A report in the Philadelphia Inquirer today has brought
out unknown facets of the life of the 49-year-old, who along
with Pakistani-Canadian Tahawwur Rana, allegedly planned
attacks in India and Denmark at the behest of Lashker-e-Toiba.
They are also suspected to have carried out recce of the
deadly 26/11 attack sites in Mumbai.
According to the paper, David's mother Serrill Headley
was founder of the Khyber Pass pub-restaurant in Philadelphia.
After splitting with her husband, a "prominent Pakistani
diplomat", she lost child custody in Pakistani courts.
After two attempts to get her son out of Pakistan failed,
she finally succeeded in 1977.
In Philadelphia, however, Headley suffered from "culture
shock". Raised as a Muslim, he was having trouble adjusting to
the idea that his mother ran a bar, the report said.

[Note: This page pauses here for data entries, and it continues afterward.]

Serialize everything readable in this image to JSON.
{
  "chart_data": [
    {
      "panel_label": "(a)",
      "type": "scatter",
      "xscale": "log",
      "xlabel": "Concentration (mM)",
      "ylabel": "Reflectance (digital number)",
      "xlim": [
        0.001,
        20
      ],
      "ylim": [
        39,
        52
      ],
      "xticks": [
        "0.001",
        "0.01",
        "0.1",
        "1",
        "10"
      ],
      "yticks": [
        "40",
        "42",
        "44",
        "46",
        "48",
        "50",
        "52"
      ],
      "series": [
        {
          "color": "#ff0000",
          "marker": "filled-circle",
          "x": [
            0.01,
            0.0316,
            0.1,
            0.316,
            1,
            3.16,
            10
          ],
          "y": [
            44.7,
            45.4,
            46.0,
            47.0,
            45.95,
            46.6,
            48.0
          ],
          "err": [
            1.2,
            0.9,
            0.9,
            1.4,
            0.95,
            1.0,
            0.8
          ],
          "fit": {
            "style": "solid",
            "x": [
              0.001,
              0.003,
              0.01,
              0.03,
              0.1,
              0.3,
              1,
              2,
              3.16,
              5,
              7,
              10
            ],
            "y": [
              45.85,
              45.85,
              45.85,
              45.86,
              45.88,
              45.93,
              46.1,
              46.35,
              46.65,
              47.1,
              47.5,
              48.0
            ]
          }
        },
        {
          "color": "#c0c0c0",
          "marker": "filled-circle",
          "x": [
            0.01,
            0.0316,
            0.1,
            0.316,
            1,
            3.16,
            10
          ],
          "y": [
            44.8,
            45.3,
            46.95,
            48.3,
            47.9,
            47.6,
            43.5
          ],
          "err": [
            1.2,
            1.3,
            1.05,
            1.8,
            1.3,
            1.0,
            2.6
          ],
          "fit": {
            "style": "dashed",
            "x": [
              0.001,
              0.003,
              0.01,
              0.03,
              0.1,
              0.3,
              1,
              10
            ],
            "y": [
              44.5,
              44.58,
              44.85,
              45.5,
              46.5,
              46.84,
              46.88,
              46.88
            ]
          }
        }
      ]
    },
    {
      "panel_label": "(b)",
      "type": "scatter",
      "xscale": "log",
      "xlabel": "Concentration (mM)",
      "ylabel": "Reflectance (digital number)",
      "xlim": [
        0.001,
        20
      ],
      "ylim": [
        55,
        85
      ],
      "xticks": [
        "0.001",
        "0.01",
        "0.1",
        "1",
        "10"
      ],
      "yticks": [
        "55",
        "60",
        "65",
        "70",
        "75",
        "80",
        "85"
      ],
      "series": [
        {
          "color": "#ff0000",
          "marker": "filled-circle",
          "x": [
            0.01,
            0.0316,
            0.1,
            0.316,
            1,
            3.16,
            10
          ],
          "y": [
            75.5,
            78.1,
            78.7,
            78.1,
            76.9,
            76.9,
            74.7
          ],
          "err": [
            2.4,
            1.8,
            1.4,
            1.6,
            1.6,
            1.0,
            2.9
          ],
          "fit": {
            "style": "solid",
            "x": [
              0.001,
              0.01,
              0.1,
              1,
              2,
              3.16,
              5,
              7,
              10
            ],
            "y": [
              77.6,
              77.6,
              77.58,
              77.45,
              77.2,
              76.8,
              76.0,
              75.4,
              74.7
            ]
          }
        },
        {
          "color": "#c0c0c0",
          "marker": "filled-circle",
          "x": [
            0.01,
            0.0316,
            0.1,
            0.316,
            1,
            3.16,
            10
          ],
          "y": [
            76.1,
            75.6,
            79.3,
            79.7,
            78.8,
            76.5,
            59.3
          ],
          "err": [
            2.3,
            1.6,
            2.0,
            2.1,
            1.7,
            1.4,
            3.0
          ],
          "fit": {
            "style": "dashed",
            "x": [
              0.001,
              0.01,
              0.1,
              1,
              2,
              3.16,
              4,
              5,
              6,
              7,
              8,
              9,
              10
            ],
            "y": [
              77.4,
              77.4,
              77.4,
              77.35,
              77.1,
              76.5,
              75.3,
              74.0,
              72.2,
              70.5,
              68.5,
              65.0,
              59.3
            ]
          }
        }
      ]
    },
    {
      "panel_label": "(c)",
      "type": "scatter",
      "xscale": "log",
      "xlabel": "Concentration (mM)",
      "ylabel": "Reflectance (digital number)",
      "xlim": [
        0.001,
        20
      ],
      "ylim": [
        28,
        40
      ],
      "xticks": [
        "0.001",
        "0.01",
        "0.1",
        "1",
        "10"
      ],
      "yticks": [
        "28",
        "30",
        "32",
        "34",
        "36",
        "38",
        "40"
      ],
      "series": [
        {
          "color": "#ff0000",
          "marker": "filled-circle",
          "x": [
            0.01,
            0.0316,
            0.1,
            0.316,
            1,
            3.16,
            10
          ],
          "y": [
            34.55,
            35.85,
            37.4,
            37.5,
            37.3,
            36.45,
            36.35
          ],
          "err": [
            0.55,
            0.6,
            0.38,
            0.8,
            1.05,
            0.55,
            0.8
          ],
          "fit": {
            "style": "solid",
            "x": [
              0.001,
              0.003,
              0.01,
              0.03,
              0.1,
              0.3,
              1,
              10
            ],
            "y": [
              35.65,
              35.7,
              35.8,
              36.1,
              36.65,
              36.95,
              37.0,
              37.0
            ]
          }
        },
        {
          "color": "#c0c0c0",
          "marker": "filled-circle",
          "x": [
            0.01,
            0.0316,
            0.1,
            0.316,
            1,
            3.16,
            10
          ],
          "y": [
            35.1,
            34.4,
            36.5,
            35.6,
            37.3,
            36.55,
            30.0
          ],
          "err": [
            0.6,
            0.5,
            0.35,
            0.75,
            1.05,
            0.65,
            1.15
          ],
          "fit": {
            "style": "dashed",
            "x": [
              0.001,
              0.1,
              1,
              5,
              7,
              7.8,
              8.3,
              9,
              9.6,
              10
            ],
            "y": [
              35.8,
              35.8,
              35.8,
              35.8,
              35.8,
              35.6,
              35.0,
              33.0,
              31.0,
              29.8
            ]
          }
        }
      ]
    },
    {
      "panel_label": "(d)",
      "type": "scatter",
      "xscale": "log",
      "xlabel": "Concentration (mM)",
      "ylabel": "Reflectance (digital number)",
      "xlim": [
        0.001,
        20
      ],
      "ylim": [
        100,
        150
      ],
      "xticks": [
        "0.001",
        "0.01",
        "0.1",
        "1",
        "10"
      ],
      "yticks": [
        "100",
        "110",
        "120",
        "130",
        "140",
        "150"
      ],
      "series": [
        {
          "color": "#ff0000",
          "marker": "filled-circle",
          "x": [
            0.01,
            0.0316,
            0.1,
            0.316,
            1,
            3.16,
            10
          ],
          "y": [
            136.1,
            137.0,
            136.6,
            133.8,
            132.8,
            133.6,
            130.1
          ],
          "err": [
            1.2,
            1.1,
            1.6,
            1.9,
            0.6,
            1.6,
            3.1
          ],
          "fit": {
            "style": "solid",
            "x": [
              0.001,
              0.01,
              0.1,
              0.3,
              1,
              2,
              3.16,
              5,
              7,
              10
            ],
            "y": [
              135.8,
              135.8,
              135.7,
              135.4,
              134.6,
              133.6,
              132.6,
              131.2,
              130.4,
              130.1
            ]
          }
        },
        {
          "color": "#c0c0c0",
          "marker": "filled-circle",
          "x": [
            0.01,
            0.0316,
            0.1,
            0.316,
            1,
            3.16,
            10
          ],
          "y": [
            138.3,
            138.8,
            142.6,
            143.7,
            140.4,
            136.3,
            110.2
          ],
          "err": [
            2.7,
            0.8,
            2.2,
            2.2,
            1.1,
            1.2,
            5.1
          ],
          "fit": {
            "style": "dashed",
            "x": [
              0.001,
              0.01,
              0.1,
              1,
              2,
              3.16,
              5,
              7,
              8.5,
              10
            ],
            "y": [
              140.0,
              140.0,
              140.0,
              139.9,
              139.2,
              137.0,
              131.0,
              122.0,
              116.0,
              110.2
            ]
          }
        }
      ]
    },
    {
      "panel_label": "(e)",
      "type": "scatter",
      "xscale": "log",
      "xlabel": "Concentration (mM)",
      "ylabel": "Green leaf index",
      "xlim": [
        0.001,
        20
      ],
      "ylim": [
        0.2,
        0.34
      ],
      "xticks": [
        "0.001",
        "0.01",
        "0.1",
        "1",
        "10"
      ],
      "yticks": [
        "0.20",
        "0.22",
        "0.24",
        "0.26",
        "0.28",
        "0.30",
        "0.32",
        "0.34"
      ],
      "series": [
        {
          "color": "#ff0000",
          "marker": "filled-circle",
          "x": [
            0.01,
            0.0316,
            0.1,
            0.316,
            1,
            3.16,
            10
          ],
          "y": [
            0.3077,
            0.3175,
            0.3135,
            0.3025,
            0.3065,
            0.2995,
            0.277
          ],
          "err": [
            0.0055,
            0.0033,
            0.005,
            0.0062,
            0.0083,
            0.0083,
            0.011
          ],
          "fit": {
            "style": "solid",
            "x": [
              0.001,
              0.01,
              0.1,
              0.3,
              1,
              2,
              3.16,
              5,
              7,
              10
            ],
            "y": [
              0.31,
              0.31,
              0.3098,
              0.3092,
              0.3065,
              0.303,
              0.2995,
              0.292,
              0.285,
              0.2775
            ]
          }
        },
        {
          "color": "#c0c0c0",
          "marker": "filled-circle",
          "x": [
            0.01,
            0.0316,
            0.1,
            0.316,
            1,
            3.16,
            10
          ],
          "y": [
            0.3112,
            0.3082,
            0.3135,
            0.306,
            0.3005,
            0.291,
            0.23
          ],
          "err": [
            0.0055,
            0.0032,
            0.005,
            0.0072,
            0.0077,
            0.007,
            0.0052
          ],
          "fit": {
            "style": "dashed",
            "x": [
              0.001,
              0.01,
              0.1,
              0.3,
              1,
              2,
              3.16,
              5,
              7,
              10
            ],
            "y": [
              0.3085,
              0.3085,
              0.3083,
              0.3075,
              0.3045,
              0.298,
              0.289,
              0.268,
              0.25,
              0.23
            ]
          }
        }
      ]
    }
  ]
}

"He has never been alone with, much less had a date with,
a girl, except the servant girls of his household," it said.
He changed his name to Headley in 2006 "to raise less
suspicion when he travelled".
The report said the Khyber was a slice of exotica on the
Philadelphia bar scene, with Pakistani wedding tents and 180
brands of beer. Eventually, Serrill turned it over to her son.
"His mother owned it and gave it to him around 1985,"
said Stephen Simons, current owner of the bar, now called the
Khyber. "He ran it for about a year and ran it into the
ground," Simons said. Simons' brother bought the bar in 1988.
David Headley studied accounting, possibly at a community
college in the Philadelphia region. With his mother, he
operated a video store, FliksVideo, in Center City.
Serrill Headley died in 2008. Her second husband, Dick
Pothier, was an Inquirer reporter. He also died in 1995.
In 1997, Headley, under his birth name of Gilani, was
convicted on federal charges in Brooklyn of smuggling heroin
into the country. He was sentenced to 15 months in prison, the
report said.
Headley had been living in the north side of Chicago,
authorities said, in an apartment under the name of a dead
man. Although he has claimed to be a consultant in an
immigrations business, federal agents who have had him under
surveillance found no evidence that was true.